Acquiring working capital



Acquiring working capital

posted by: Jason Hulott

Why is a positive working capital balance so critical to your company?

Defined as the net balance of your current assets minus current liabilities, the simple equation for working capital illustrates that a positive working capital balance is critical to your ability to continue trading. If current assets exceed current liabilities, you are able to meet your debts as and when they fall due.

In the normal course of trading, your working capital cycle is also crucial. In an article dated the 13th of August 2018, Building magazine explained that a handy way of thinking of the working capital cycle is to see it as the time it takes to convert the goods and services your company markets into the cash it receives from sales.

The longer that cycle, of course, the bigger your cashflow problems as you struggle to balance the operating expenses that need to be made against the cash received from your sales.

In short, if your company is headed towards negative working capital, you are almost certain to need an injection of additional funding from elsewhere – and preferably with the minimum amount of delay.

Acquiring working capital

That is when a business loan from us here at Cubefunder may provide just the solution you need.

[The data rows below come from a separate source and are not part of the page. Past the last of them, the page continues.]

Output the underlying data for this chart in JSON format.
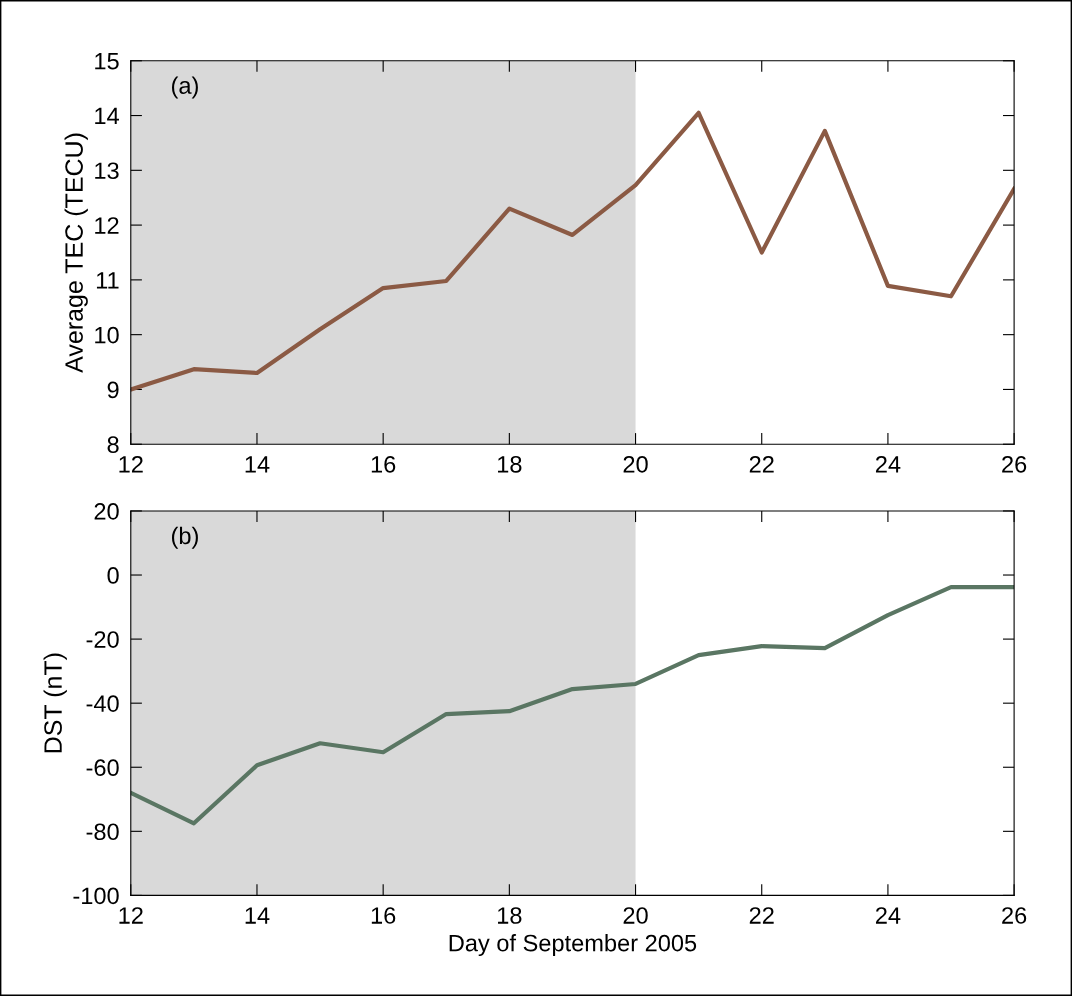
{
  "chart_data": [
    {
      "type": "line",
      "ylabel": "Average TEC (TECU)",
      "annotations": [
        "(a)"
      ],
      "x": [
        12,
        13,
        14,
        15,
        16,
        17,
        18,
        19,
        20,
        21,
        22,
        23,
        24,
        25,
        26
      ],
      "series": [
        {
          "color": "#8b5a44",
          "values": [
            9.0,
            9.37,
            9.3,
            10.1,
            10.85,
            10.98,
            12.3,
            11.82,
            12.73,
            14.05,
            11.5,
            13.72,
            10.89,
            10.7,
            12.66
          ]
        }
      ],
      "xlim": [
        12,
        26
      ],
      "xticks": [
        12,
        14,
        16,
        18,
        20,
        22,
        24,
        26
      ],
      "ylim": [
        8,
        15
      ],
      "yticks": [
        8,
        9,
        10,
        11,
        12,
        13,
        14,
        15
      ],
      "bands": [
        {
          "axis": "x",
          "from": 12,
          "to": 20,
          "color": "#d9d9d9"
        }
      ],
      "grid": false,
      "legend": false
    },
    {
      "type": "line",
      "xlabel": "Day of September 2005",
      "ylabel": "DST (nT)",
      "annotations": [
        "(b)"
      ],
      "x": [
        12,
        13,
        14,
        15,
        16,
        17,
        18,
        19,
        20,
        21,
        22,
        23,
        24,
        25,
        26
      ],
      "series": [
        {
          "color": "#5a7663",
          "values": [
            -68,
            -77.5,
            -59.4,
            -52.5,
            -55.3,
            -43.4,
            -42.5,
            -35.6,
            -34,
            -25,
            -22.2,
            -22.8,
            -12.5,
            -3.8,
            -3.8
          ]
        }
      ],
      "xlim": [
        12,
        26
      ],
      "xticks": [
        12,
        14,
        16,
        18,
        20,
        22,
        24,
        26
      ],
      "ylim": [
        -100,
        20
      ],
      "yticks": [
        -100,
        -80,
        -60,
        -40,
        -20,
        0,
        20
      ],
      "bands": [
        {
          "axis": "x",
          "from": 12,
          "to": 20,
          "color": "#d9d9d9"
        }
      ],
      "grid": false,
      "legend": false
    }
  ]
}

Our lending philosophy is that any business finance you arrange needs to be tailored to fit your company’s particular requirements and circumstances – rather than trying to make those needs somehow fit whatever loans are on offer.

Yet we aim to do all this by using sophisticated and streamlined software that allows you to make application for an online business loan with the minimum of hassle, time and energy – without demanding that you submit a detailed business plan, for example, in support of your application. This frees you from many of the hoops that any bank might ask you to jump through when applying for a business loan.

How much you need and when to repay it

Online business loans are also very flexible.

Depending on the boost you need to your working capital – for re-stocking, re-equipping or launching a major marketing campaign, for example – loans are available of up to £100,000 for limited liability companies with a proven track record and in good financial standing.

You may choose repayment terms of between three and 12 months – the short-term borrowing ensuring that there is minimum accumulation of interest charges to pay on your business finance.

The cost of that credit is also known from the very start, allowing you to see at a glance just how much are the equal monthly instalments, so that you may manage the repayments easily within your working capital cycle.

Even with a business loan to boost your working capital and help ease any cashflow problems, we recognise that there may be times when making a repayment on the borrowing may prove difficult. Provided you let us know of any such problem in good time, however, we are often able to extend your repayment schedule by that extra month, without your having to pay any financial penalty.